Initially, 250 people participated, but the bakery had to cap entries at 3,000 three years ago because of its popularity and the bakery’s ability to make only so many donuts. Finishers receive a medal, a long-sleeve T-shirt and, of course, MBC’s donuts and coffee. Proceeds go to a rotation of local charities.
Noticing that 75% of participants had never run in a 5K event — most were loyal customers there for the donuts — Wyman organized a running club that meets at the bakery. Wyman, who joins the group on runs, noted that everyone shows up promptly because of the “fear of missing out” — or FOMO — on the photo that’s taken of the group before each run.
Wyman noted that creating a sense of FOMO is one of the successful tools in building a brand and marketing a community bakery. MBC changes its menu each month and provides regular limited-time offers. The current one is an Irish Coffee donut with a coffee glaze and a Baileys whipped cream filling. The most popular is a Butterbeer donut that’s sold for only one week around Harry Potter’s birthday on July 31.
“It’s the most coveted donut I ever made,” Wyman said. “I’ve seen grown men turning into toddlers and throwing tantrums when they can’t get it.”
MBC also offers contests. It partners with a local third-grade teacher who assigns her students an essay assignment to persuade the bakery to make a specific flavored donut for the school.
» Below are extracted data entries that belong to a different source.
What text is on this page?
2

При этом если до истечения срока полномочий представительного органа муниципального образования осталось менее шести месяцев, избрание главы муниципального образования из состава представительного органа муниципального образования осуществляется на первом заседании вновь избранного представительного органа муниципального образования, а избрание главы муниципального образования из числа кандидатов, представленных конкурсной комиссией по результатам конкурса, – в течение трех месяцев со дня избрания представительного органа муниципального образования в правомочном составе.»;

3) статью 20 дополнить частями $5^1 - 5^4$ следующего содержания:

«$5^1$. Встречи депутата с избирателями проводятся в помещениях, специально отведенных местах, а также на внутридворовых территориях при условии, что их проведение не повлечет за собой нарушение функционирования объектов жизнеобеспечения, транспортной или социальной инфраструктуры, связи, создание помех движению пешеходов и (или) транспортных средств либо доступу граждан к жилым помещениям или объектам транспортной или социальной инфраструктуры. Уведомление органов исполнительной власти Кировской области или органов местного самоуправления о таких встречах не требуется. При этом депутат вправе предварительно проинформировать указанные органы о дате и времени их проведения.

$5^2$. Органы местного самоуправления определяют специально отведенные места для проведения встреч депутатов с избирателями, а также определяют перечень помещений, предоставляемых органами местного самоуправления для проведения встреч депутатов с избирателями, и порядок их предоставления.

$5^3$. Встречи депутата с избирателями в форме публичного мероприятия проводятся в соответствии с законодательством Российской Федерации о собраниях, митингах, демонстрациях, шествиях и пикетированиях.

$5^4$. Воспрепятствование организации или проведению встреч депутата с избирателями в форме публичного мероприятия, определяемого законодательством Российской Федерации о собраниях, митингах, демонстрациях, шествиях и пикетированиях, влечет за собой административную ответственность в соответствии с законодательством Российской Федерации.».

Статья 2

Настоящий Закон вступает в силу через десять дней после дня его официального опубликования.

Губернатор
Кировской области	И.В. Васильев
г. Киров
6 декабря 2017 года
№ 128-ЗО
“I have not put pickles in a donut yet, but it gets brought up year after year,” Wyman said.
MBC prefers to partner with — instead of competing against — local businesses to bring the community together. In the past, the bakery’s brioche donuts have become a key ingredient in a co-branded beer and its jelly donuts in a limited-edition ice cream.
“People see you play well in the sandbox, and they’re going to patronize both of your establishments,” she noted.
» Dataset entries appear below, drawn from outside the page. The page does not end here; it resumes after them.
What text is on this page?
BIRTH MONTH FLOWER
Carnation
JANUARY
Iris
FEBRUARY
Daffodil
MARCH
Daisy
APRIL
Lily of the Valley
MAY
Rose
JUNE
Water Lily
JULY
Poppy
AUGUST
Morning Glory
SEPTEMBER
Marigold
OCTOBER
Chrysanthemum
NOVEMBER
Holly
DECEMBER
Wyman acknowledged that many of her ideas came just by accident. During the federal government shutdown last year, she reached out to the Transportation Safety Administration offering to provide coffee and donuts for the agents at Newark Airport. She didn’t realize that meant supplying food to 2,000 airport agents. However, by allowing community members and local businesses to “sponsor” lunches, the bakery was able to cover its costs as well as reap in publicity.
Another popular event involved honoring International Women’s Day. The bakery picked 12 influential women, such as honoring Supreme Court Justice Ruth Bader Ginsburg with a donut that looks like the jeweled collar she wears when submitting a dissenting opinion.
In supporting charities, she recommended that companies come up with a mission statement for which organizations the bakery supports. MBC, for example, focuses its charitable contributions on local schools.
“When you start giving, people want more so you have to set boundaries,” she advised. “If this is a path you want to go down, I recommend coming up with a mission statement like you have for your business.”
Wyman also gave tips on how to harness social media, specifically urging bakers to post pictures of the community events they sponsor.
“The more you can document, the better,” she said.
One year, she used social media to play an April Fool’s joke, declaring the bakery was rebranding itself as the Montclair Burrito Co.
“And people believed it,” she said. “I made the staff new shirts. I covered up the sign on the front and we served burritos all day.”
Because April 1 fell on a Monday, typically a slower day for most retail bakeries, there’s wasn’t much risk involved and MBC received coverage in the local newspaper about its prank.
“We sold a lot of burritos on that Monday, and I answered the phone to a lot of tears,” Wyman said.
The only downside for Wyman today is that she doesn’t have as much time to bake as she did in the past.
“I’m not baking much at all,” she said. “I’ve turned into an event planner.”